Courts and judges in particular are well suited for making a difference in civic education, standing as they do in the public mind as reasonably honest brokers of disputes and information. For that purpose, technology is our friend.
The role of cameras in American courtrooms is an easy case in point. The nation's judiciary banned cameras in the 1950's after a series of dreadful experiences in which court proceedings were disrupted by the equipment of the era and only the most dramatic trial moments made it to air. A plausible threat to due process with little concomitant reward.
The opportunities half a century later are quite different. Web broadcasts managed by the courts themselves are relatively cheap, and the equipment is undisruptive. Web audiences are informed and engaged. Webcasts can offer something akin to gavel-to-gavel coverage and thus place less highlight on the salacious. These techniques can even broaden the contribution by Old Media: the Indiana courts recently authorized trial court broadcasts delivered through the web pages of newspapers.
And when courts do act on matters of broad public interest, it shouldn't be above our pay grade to take into account how the public will receive the message. Judges used to declare, "The opinion speaks for itself." It frequently didn't do that very well. When I write opinions about matters of high visibility, I work pretty hard on the opening hundred words.

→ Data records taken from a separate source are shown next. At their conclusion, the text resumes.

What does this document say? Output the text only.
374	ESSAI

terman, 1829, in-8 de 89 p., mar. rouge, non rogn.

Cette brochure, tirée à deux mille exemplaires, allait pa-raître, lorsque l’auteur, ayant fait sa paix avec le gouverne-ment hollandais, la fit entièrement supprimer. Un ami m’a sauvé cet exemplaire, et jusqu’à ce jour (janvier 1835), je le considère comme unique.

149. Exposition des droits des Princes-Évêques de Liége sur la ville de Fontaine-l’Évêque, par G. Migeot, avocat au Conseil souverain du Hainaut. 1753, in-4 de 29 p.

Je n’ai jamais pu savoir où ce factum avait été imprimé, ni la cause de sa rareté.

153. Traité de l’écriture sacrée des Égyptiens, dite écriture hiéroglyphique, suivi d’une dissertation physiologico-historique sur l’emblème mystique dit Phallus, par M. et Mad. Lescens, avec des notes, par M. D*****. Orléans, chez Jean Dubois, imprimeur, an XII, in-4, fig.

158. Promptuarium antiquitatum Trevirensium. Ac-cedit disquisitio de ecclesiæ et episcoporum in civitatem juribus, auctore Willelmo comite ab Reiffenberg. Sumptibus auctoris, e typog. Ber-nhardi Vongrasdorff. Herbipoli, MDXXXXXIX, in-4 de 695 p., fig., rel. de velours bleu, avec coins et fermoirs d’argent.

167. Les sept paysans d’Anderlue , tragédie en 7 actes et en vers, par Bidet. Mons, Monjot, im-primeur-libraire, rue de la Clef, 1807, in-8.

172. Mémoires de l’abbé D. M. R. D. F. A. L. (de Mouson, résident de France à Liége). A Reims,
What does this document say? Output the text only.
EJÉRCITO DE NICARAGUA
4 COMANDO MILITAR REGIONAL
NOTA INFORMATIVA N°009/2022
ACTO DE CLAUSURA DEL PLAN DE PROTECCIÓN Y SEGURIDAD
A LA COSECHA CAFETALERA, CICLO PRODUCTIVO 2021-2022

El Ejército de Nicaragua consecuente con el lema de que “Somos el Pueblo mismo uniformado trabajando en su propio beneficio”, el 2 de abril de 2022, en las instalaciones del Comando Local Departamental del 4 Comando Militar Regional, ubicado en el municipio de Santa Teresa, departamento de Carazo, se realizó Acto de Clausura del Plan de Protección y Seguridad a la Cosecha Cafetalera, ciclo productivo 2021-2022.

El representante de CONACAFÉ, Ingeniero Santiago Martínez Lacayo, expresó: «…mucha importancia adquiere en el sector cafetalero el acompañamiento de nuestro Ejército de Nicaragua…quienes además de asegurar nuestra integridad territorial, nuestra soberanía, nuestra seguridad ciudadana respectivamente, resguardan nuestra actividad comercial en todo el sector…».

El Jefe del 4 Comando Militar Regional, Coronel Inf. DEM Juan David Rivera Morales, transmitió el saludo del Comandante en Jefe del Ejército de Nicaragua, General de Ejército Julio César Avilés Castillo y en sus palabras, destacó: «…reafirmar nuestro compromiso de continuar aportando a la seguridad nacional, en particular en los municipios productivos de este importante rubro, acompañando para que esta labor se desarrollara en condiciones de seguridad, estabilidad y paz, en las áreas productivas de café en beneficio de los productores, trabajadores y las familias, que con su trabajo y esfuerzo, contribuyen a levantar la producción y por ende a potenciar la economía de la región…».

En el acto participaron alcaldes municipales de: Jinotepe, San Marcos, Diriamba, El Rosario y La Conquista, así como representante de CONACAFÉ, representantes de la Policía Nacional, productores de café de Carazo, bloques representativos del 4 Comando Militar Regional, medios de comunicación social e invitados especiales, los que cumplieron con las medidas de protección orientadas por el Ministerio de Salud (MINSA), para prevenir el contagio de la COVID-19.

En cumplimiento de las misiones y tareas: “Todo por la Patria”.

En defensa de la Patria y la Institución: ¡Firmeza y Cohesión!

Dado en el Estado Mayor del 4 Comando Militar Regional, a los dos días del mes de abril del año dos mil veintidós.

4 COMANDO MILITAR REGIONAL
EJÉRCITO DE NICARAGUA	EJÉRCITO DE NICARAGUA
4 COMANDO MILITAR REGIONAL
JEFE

And we should give the public and the press a fighting chance to absorb what we write. For example, when the Ninth Circuit Court of Appeals decided in 2003 that the recall election of California Governor Gray Davis could go forward, the court's decision and opinions were ready in early evening. The Chief Judge, concluding that a few hours delay would not affect the course of events, announced that there would not be a decision that night but that all concerned could expect a hand-down first thing the next morning. This gave the press and the voters a full, fresh day to absorb what the court had said. By contrast, the U.S. Supreme Court issued its dispositive decision in the 2000 presidential contest around 10:30 p.m. The nation thus first heard about the ruling from reporters standing amidst klieg lights on the Court's steps, dividing up the reams of paper and simultaneously digesting and explaining as they read the Court's decision on the fly.